Bin ich gut genug?

Mütter von Kindern mit Behinderung werden in ihrem Alltag oft mit Anforderungen überfrachtet, die letztlich zur Überforderung führen können. Während der Säuglings- und-  Kleinkindzeit sind zu einem Großteil Müttermit der Betreuung der Kinder befasst. Kommt dann noch etwas Unerwartetes dazu, folgen meist Erschöpfungszustände, Selbstwertkrisen, vielleicht sogar das Burnout-Syndrom. Eine andere Erfahrung ist, dass Frauen an der Herausforderung auch wachsen. „Seit Erik in den Kindergarten geht, habe ich nach drei Jahren endlich wieder regelmäßig Zeit für mich alleine. Dienstags gehe ich jetzt Salsa-Tanzen, habe dort unglaublichen Spaß und denke nicht einmal an zu Hause,“ schwärmt Rosemarie, Mutter von Erik, einem mehrfachbehinderten Kind. „Ich habe gelernt, mir bewusst Zeit für mich zu nehmen, in der ich sehr genau darauf achte, wie ich zu neuen Kräften und zu mehr Lebensfreude komme. Ich habe die Erfahrung gemacht, dass mein Leben am besten klappt, wenn es mir gut geht. Davon profitiere nicht nur ich selbst, sondern die ganze Familie.“

Die Erwartungen, die an Mütter gestellt werden, klingen häufig anders. Kennen Sie diese Erwartungen, die wie Gespenster im Kopf herumspuken können?

  • Eine gute Mutter muss immer für ihre Kinder da sein.
  • Eine gute Mutter weiß immer, was ihre Lieben brauchen.
  • Eine gute Mutter ist immer liebevoll mit ihren Kindern, sie wird nie laut.
  • Eine gute Mutter ist immer gut drauf.

Diese Liste von Erwartungen an Mütter könnte wohl endlos fortgesetzt werden. Merken Sie, wie Sie beim Lesen dieser Zeilen immer kleiner werden und Ihre Mutterqualitäten anzuzweifeln beginnen? Dies ist  wohl auch die einzige Wirkung, die von solchenErwartungen ausgeht. Haben Sie Ihre verinnerlichten Erwartungen dieser Art noch nicht entrümpelt, dann ist es höchste Zeit, das nun zu tun.
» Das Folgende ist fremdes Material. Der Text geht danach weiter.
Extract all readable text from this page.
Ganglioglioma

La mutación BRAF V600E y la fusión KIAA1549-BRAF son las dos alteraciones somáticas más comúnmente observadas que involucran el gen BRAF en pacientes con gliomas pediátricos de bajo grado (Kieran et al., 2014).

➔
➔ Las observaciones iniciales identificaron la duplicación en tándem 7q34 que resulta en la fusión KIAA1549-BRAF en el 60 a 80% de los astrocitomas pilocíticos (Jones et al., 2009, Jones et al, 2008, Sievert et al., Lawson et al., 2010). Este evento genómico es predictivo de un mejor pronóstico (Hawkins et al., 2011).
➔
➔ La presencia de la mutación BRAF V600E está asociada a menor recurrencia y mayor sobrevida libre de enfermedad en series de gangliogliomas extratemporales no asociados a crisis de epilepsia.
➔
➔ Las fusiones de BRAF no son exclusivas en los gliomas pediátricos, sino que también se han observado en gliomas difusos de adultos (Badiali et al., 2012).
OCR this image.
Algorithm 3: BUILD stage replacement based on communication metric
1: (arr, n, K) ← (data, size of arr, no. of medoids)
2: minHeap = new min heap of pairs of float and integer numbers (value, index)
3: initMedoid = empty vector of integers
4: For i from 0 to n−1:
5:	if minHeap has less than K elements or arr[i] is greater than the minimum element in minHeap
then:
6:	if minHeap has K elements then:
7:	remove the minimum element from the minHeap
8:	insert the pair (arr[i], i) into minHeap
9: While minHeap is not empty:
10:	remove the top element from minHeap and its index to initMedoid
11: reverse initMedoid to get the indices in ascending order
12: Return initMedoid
Für Mütter von Kindern mit Behinderung ist es besonders wichtig, auf ihre eigenen Bedürfnisse zu achten, scheinen doch die Bedürfnisse der Kinder und des Partners meist vorrangig.

Interview mit Julia
Julia ist verheiratet, teilzeitbeschäftigt und hat drei Kinder. Das mittlere Kind hat das Fragile X-Syndrom.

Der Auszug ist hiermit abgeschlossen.